A crucial trend in today's educational climate is rapidly and routinely identifying students at risk of dropping out of school. Often, the data you need to identify these students is spread across multiple locations and formats, where it is difficult to see at a glance.
Need to identify at-risk students faster?
Based on research studies into at-risk students, Scantron combines ten indicators in our Early Warning System. Attendance rates, behavior incidents, and course performance (commonly referred to as the ABCs of early warning) are all included as indicators. All of this data is tracked by marking period so you can identify and respond to issues as they occur.
Scantron Analytics Early Warning System presents these indicators as part of an interactive, highly visual dashboard, so you can drill down to individual students and determine suitable interventions to prevent droupouts based on real data—fast.
Require customized at-risk indicators?
While a number of at-risk indicators are common across schools, studies also recognize some variation in indicators by school and district. As a result, the Scantron Analytics Early Warning System is configurable, so you can add the indicators and threshold values you have found to be most reliable.
You can also configure the definitions of “At-Risk” and “On Track” as you may prefer to set these higher or lower, depending on your needs.
Want to spot changing student dropout risk profiles?
It can be critically important to spot students whose dropout risk profile has increased between marking periods. For example, a student who was on track in Marking Period 1 may have fallen behind by Marking Period 3. The Early Warning System makes it easy to identify such students—as shown in the chart below.
Large red, yellow, and green bubbles illustrate students whose risk status has not changed. Smaller bubbles indicate students whose risk has changed. With a single click, you can drill into the details of these students, seeing exactly what indicators are causing their risk status to change.

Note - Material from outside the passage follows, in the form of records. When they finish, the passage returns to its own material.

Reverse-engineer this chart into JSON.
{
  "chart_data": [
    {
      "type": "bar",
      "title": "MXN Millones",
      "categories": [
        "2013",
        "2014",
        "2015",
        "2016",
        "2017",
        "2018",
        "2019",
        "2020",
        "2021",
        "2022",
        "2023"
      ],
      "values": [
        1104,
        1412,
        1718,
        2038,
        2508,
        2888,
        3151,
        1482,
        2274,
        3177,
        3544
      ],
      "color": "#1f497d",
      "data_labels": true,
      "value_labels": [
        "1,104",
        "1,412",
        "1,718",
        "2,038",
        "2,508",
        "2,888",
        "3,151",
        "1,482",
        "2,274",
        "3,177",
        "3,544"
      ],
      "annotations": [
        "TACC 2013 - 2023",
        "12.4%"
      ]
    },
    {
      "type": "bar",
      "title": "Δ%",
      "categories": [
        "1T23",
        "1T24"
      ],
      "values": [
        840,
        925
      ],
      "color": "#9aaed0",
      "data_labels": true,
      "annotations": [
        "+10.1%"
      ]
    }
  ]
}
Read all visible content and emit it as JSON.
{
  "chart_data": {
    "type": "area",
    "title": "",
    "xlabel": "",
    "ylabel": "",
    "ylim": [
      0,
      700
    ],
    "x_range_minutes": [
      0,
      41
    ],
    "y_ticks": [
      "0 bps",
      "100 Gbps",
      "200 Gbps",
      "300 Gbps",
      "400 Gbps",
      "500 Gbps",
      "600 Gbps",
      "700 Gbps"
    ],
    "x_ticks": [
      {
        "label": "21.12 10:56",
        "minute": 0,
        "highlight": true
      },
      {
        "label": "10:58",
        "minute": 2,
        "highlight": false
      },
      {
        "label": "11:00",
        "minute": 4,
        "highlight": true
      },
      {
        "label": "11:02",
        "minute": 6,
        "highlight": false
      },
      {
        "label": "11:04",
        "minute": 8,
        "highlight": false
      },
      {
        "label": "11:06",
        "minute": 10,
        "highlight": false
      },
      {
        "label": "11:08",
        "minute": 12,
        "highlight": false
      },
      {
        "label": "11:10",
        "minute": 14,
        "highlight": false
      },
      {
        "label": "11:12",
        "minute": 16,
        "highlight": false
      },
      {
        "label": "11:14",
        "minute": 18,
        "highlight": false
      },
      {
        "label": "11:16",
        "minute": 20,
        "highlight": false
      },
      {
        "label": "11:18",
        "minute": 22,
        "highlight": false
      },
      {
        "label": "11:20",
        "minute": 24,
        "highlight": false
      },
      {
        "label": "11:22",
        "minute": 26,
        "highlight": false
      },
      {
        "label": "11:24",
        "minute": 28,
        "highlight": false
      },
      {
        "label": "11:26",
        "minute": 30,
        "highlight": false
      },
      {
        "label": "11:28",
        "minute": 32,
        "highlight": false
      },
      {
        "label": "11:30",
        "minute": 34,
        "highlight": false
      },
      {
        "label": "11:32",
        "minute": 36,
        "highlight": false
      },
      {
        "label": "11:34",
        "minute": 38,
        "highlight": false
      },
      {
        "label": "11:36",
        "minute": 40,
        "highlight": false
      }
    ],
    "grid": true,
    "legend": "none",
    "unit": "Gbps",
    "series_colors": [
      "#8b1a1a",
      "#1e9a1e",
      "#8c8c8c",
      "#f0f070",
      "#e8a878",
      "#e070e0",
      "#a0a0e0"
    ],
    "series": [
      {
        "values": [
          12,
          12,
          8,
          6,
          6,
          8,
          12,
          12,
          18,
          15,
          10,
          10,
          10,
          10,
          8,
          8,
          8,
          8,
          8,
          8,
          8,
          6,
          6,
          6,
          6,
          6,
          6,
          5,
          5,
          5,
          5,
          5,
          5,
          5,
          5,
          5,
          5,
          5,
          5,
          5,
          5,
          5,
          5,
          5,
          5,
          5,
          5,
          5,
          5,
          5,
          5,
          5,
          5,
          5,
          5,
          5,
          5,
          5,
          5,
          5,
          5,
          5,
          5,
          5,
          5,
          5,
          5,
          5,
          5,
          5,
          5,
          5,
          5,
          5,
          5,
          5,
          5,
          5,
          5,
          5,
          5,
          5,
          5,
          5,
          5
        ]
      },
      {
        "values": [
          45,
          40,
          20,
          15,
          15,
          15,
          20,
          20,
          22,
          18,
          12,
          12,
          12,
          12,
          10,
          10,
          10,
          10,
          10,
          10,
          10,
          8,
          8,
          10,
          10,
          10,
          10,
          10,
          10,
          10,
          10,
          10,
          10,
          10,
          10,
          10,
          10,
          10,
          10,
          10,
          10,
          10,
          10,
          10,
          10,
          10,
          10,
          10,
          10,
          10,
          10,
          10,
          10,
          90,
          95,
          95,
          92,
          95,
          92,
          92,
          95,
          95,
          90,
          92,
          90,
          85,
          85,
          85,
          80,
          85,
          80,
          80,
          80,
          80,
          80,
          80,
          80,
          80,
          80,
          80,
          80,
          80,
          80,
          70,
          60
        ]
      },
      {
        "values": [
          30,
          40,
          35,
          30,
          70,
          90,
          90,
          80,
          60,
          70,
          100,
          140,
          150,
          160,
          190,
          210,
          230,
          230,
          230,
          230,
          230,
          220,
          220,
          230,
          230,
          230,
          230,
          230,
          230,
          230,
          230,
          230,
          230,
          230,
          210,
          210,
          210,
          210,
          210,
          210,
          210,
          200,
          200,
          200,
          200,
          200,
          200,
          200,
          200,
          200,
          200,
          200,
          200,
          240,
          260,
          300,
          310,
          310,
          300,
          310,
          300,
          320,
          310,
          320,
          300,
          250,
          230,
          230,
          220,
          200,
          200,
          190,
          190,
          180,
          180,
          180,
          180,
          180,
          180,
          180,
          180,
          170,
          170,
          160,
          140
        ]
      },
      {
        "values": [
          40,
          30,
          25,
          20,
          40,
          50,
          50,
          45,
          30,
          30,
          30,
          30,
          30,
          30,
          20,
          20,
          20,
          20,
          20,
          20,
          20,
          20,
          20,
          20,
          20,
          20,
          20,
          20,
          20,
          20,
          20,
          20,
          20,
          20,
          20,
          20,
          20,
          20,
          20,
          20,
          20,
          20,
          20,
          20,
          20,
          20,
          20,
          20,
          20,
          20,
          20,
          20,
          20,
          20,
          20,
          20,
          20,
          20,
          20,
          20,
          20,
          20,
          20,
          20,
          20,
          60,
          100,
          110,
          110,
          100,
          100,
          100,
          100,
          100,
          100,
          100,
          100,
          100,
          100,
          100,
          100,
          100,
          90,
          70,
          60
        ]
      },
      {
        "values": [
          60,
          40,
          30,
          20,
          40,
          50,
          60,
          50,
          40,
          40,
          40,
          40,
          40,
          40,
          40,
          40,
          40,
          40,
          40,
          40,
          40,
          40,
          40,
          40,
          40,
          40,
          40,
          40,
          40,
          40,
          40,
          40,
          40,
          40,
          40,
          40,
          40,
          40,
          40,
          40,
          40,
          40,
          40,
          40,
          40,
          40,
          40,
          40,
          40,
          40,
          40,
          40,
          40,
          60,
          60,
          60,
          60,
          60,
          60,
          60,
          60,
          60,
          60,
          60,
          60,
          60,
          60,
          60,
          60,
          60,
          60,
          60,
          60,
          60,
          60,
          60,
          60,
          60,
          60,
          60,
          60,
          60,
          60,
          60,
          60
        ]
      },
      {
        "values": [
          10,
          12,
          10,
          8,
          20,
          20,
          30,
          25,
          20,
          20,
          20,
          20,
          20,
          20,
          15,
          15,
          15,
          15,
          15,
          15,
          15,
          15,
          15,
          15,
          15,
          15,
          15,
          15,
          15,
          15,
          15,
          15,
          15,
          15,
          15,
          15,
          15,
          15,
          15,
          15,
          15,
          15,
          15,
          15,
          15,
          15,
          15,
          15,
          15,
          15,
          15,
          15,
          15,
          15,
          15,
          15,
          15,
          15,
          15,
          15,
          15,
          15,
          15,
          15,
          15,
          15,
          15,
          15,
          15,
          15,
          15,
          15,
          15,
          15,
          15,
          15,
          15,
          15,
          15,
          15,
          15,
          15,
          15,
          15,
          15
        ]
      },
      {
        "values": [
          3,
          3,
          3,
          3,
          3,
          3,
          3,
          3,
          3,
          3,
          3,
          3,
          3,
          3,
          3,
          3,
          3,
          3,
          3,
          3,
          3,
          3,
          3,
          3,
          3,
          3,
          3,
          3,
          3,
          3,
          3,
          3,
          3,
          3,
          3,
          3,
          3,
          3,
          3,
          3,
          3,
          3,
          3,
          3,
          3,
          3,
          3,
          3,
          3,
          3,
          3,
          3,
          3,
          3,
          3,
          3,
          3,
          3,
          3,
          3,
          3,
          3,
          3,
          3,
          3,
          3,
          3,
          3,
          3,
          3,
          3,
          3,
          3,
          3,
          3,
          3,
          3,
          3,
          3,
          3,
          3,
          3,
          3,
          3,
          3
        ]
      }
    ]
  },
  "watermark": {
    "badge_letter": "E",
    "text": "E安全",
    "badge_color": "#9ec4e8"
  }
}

Need to view at-risk data for differing student populations?
At a district level, it’s often important to be able to disaggregate your at-risk student population, understanding how it varies by ethnicity, gender, and meal status, as well as understanding differences across high schools and grades.
The chart below shows that such disaggregation is at your fingertips with Scantron Analytics Early Warning System.
You can generate different views of disaggregated data with a single click, changing between a view by ethnicity (shown) to similar views by gender, meal status, and more.